Their message and their manner of life belonged together.
Perhaps that is why the Great Commission and the Sermon on the Mount cannot be separated. One tells us to make disciples; the other shows us what disciples look like. One commissions the church to go; the other shapes the kind of people who go. When those two things remain together, evangelism becomes more than communication. It becomes an invitation into a community where Christ is being formed among his people.
A Different Reading of the Great Commission
Jesus commands his followers:
"Go and make disciples of all nations ... teaching them to obey everything I have commanded you." Matthew 28:19–20
What has Jesus commanded? The fullest answer in Matthew's Gospel is found in the Sermon on the Mount. Perhaps the Great Commission is not primarily:
"Go and get more people into church."
But:
"Become a community shaped by my teaching and invite others into that way of life." That is a much deeper and more demanding challenge than learning evangelistic techniques. It shifts the question from:
How do we get people to listen to us?
To:
Are we living the kind of life that makes the teachings of Jesus plausible?
My own story points in that direction.
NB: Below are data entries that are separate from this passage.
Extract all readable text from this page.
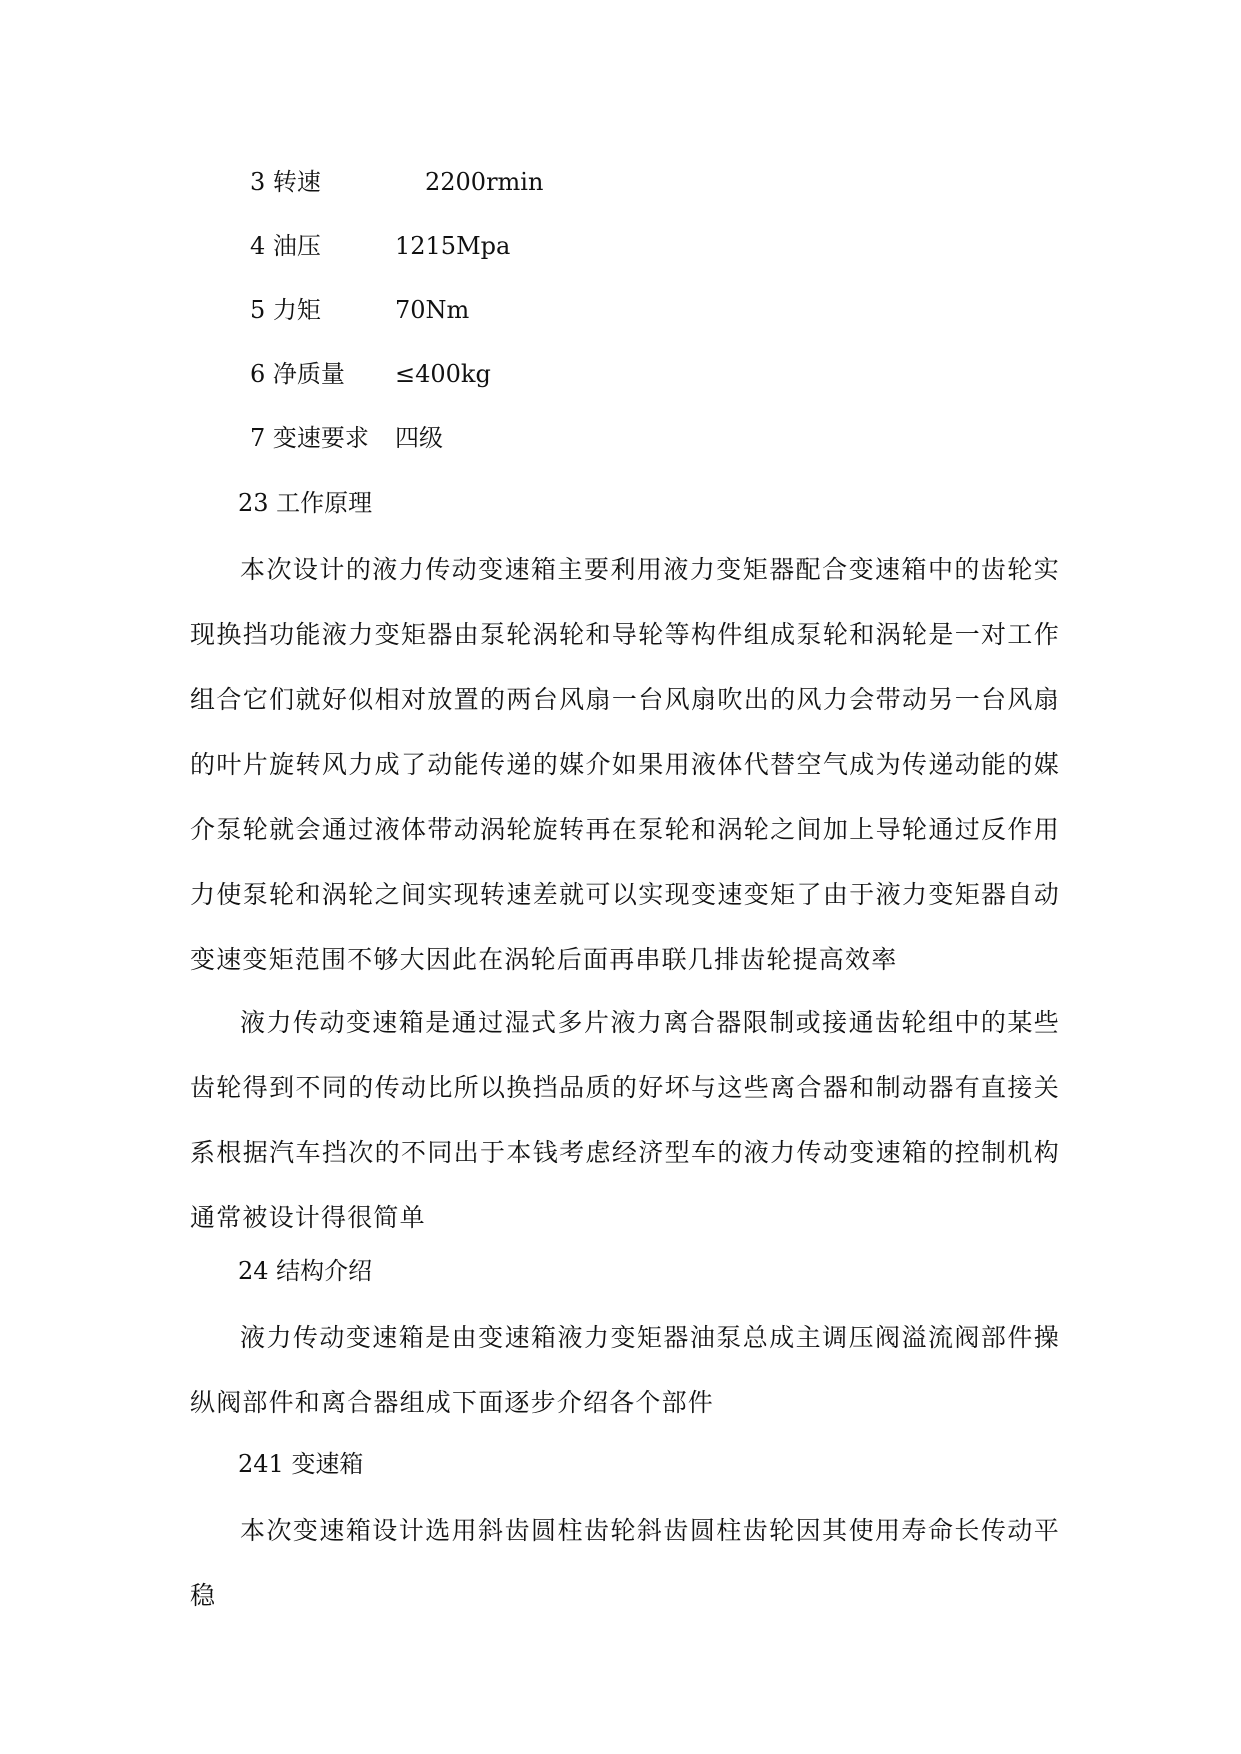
3 转速	2200rmin
4 油压	1215Mpa
5 力矩	70Nm
6 净质量 ≤400kg
7 变速要求 四级
23 工作原理

本次设计的液力传动变速箱主要利用液力变矩器配合变速箱中的齿轮实现换挡功能液力变矩器由泵轮涡轮和导轮等构件组成泵轮和涡轮是一对工作组合它们就好似相对放置的两台风扇一台风扇吹出的风力会带动另一台风扇的叶片旋转风力成了动能传递的媒介如果用液体代替空气成为传递动能的媒介泵轮就会通过液体带动涡轮旋转再在泵轮和涡轮之间加上导轮通过反作用力使泵轮和涡轮之间实现转速差就可以实现变速变矩了由于液力变矩器自动变速变矩范围不够大因此在涡轮后面再串联几排齿轮提高效率

液力传动变速箱是通过湿式多片液力离合器限制或接通齿轮组中的某些齿轮得到不同的传动比所以换挡品质的好坏与这些离合器和制动器有直接关系根据汽车挡次的不同出于本钱考虑经济型车的液力传动变速箱的控制机构通常被设计得很简单

24 结构介绍

液力传动变速箱是由变速箱液力变矩器油泵总成主调压阀溢流阀部件操纵阀部件和离合器组成下面逐步介绍各个部件

241 变速箱

本次变速箱设计选用斜齿圆柱齿轮斜齿圆柱齿轮因其使用寿命长传动平稳
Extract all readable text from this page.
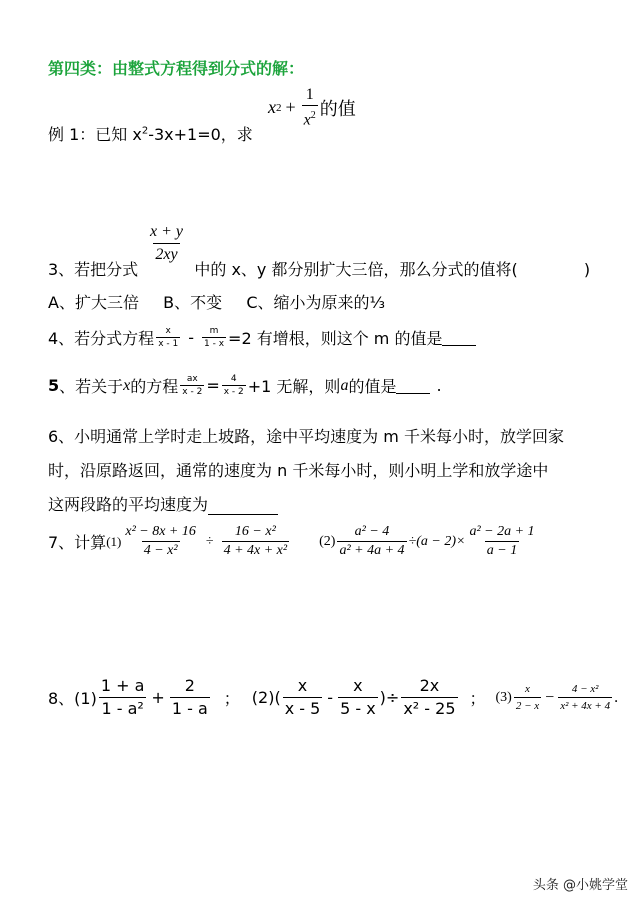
第四类：由整式方程得到分式的解：
x $2 + \frac{1}{x^2}$ 的值
例 1：已知 $x^2-3x+1=0$，求
$\frac{x + y}{2xy}$
3、若把分式	中的 x、y 都分别扩大三倍，那么分式的值将(	)
A、扩大三倍 B、不变 C、缩小为原来的⅓
4、若分式方程 $\frac{x}{x - 1} - \frac{m}{1 - x} =2$ 有增根，则这个 m 的值是
5 、若关于 x 的方程 $\frac{ax}{x - 2} = \frac{4}{x - 2} +1$ 无解，则 a 的值是	.
6、小明通常上学时走上坡路，途中平均速度为 m 千米每小时，放学回家
时，沿原路返回，通常的速度为 n 千米每小时，则小明上学和放学途中
这两段路的平均速度为
7、计算 $(1) \frac{\text{x² − 8x + 16}}{\text{4 − x²}} \div \frac{\text{16 − x²}}{\text{4 + 4x + x²}} (2) \frac{\text{a² − 4}}{\text{a² + 4a + 4}} \div(a - 2)\times \frac{\text{a² − 2a + 1}}{a - 1}$
8、$(1) \frac{1 + a}{\text{1 - a²}} + \frac{2}{1 - a}$ ； $(2)( \frac{x}{x - 5} - \frac{x}{5 - x}$ )÷ $\frac{2x}{\text{x² - 25}}$ ； $(3) \frac{x}{2 - x} - \frac{\text{4 − x²}}{\text{x² + 4x + 4}}$ .
头条 @小姚学堂
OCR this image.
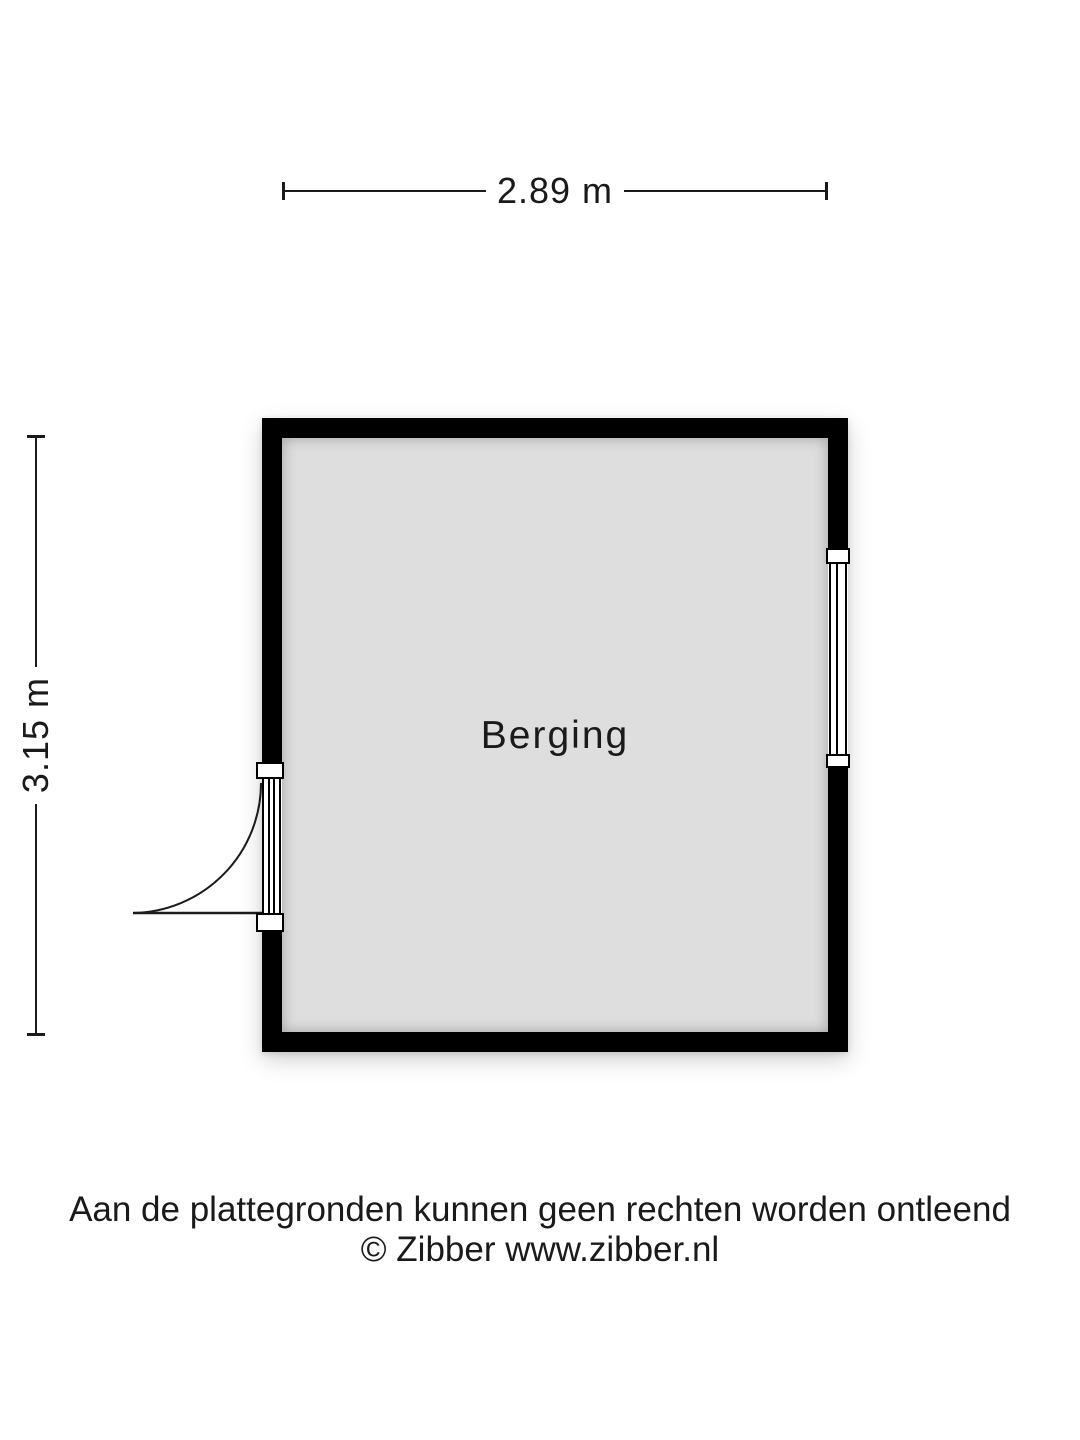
2.89 m
3.15 m	Berging
Aan de plattegronden kunnen geen rechten worden ontleend
© Zibber www.zibber.nl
I was not argued into the Kingdom of God. I was invited into a community through which I encountered the living Christ.
A Final Pastoral Thought
Perhaps all of this is good news for churches that feel inadequate, discouraged, or uncertain about evangelism. The Great Commission was never given to experts. It was given to ordinary disciples, people who worshipped, yet still doubted (Matthew 28:17). They did not possess polished strategies, impressive buildings, or cultural influence. What they had was a living relationship with the risen Christ and a community being transformed by his Spirit.
Perhaps God is less concerned with how impressive our evangelism programmes are and more concerned with whether we are becoming the people Jesus calls us to be.
A church that practises mercy.
A church that tells the truth.
A church that welcomes strangers.
A church that prays for enemies.
A church that forgives.
A church that loves one another.
Such a church will not be perfect. It will stumble, repent, and begin again. But in its weakness it may offer the world something increasingly rare: an authentic glimpse of the Kingdom of God.
And perhaps that is where evangelism begins, not with pressure to have all the answers, but with the quiet confidence that Jesus is still at work among his people. After all, the Great Commission ends not with a command, but with a promise:
"And surely I am with you always, to the very end of the age." Matthew 28:20
The burden of saving the world does not rest on the church. It rests on Christ. Our calling is simpler, though no less demanding: to follow him faithfully, to become a community shaped by his teaching, and to invite others to come and see.
For when people encounter a church that genuinely reflects the character of Jesus, they may discover, as I did, that the most compelling argument for Christ is not an argument at all, it is Christ made visible in his people.